Semalam, Shi Xiaonan dan Wang Kai pulang dengan wajah muram, tak saling bicara. Ibu Wang tak berani bertanya, menunggu sampai tengah malam, mendengar anak dan menantu bertengkar. Shi Xiaonan menjaga harga diri, tak ingin jadi bahan gunjingan tetangga, bertengkar pun suaranya dikecilkan. Wang Kai juga begitu.
Ibu Wang menempelkan telinga di dinding, setelah lama mendengar tetap bingung, hanya mendengar nama Ning Weidong disebut.
Ning Weidong pun menceritakan kejadian semalam, saat Shi Xiaonan terluka dan ia mengantarnya pulang dengan sepeda, lalu berkata, “Bu Wang, begitulah kejadiannya. Saya pikir, kita semua tetangga, tapi siapa yang tahu... Ibu mau saya harus ke mana mencari keadilan?”
Ibu Wang langsung paham, buru-buru meminta maaf, “Aduh, kakakmu Wang memang keras kepala, ibu minta maaf atas namanya...” Ia mengoceh panjang lebar, akhirnya berkata, “Weidong, tolong jangan sebarkan cerita ini.”
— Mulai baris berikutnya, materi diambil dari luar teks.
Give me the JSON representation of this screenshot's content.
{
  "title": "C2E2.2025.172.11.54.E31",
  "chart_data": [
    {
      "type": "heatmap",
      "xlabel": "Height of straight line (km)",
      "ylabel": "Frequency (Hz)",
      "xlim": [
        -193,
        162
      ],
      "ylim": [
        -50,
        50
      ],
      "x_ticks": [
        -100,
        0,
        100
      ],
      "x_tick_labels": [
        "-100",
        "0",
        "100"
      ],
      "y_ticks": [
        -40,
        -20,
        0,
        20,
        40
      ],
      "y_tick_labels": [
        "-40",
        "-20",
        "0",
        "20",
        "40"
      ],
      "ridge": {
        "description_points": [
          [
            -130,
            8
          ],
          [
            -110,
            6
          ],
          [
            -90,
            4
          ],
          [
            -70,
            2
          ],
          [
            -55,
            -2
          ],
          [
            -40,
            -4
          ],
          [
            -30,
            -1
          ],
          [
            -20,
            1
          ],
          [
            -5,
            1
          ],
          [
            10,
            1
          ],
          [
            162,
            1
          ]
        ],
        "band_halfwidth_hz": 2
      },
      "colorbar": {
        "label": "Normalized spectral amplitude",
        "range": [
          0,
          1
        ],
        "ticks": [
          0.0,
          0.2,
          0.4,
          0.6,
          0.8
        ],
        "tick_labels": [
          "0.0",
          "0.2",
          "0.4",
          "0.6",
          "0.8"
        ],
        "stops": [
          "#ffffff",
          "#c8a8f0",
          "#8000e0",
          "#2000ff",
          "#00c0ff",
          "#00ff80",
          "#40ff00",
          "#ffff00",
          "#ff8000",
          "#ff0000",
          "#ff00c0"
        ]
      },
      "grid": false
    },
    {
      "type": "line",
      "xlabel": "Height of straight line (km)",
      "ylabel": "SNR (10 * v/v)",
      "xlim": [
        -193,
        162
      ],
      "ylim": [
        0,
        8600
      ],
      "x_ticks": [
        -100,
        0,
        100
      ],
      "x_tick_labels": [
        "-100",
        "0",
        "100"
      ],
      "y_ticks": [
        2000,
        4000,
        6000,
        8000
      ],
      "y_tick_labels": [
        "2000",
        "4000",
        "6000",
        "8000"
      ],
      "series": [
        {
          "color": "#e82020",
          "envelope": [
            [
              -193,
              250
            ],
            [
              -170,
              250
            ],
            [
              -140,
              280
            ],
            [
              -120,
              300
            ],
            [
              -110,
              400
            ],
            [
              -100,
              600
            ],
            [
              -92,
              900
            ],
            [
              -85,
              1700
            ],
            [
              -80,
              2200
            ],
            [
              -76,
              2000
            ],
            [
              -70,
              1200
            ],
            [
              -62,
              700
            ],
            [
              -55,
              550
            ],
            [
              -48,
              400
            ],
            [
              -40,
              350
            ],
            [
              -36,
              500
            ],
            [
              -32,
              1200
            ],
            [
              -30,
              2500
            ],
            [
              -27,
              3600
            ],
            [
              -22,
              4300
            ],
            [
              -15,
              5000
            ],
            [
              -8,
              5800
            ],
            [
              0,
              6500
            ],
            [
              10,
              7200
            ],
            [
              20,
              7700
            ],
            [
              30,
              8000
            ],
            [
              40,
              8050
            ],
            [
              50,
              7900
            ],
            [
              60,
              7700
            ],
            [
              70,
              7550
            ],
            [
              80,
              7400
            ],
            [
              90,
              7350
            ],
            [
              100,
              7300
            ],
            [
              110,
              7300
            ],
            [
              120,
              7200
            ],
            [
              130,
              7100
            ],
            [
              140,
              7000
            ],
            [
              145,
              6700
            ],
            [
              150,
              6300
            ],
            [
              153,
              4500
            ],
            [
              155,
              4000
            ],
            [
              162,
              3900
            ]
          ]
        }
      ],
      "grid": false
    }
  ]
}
Ning Weidong mengerti kekhawatiran ibu Wang, soal begini memang gampang jadi bahan omongan. Sekalipun Shi Xiaonan menantunya, kalau ada gosip, yang malu adalah anaknya.
Setelah menitipkan pesan, ibu Wang merasa masih kurang aman, ia berkata, “Tunggu sebentar,” lalu masuk ke rumah. Keluar lagi, ia membawa sekotak rokok dan memberikannya pada Ning Weidong, “Terima kasih ya.”
Ning Weidong melihat, itu rokok merek Da Qianmen, tiga puluh sen per bungkus, cukup bagus. Ia tersenyum, “Ibu jangan khawatir, saya tahu harus bagaimana, saya pulang dulu.”
Setelah mendapat kepastian, ibu Wang sedikit lega, melihat Ning Weidong masuk lewat pintu bulan, wajahnya berubah suram.
Ia punya firasat, anak keduanya dan Shi Xiaonan sepertinya memang akan berakhir.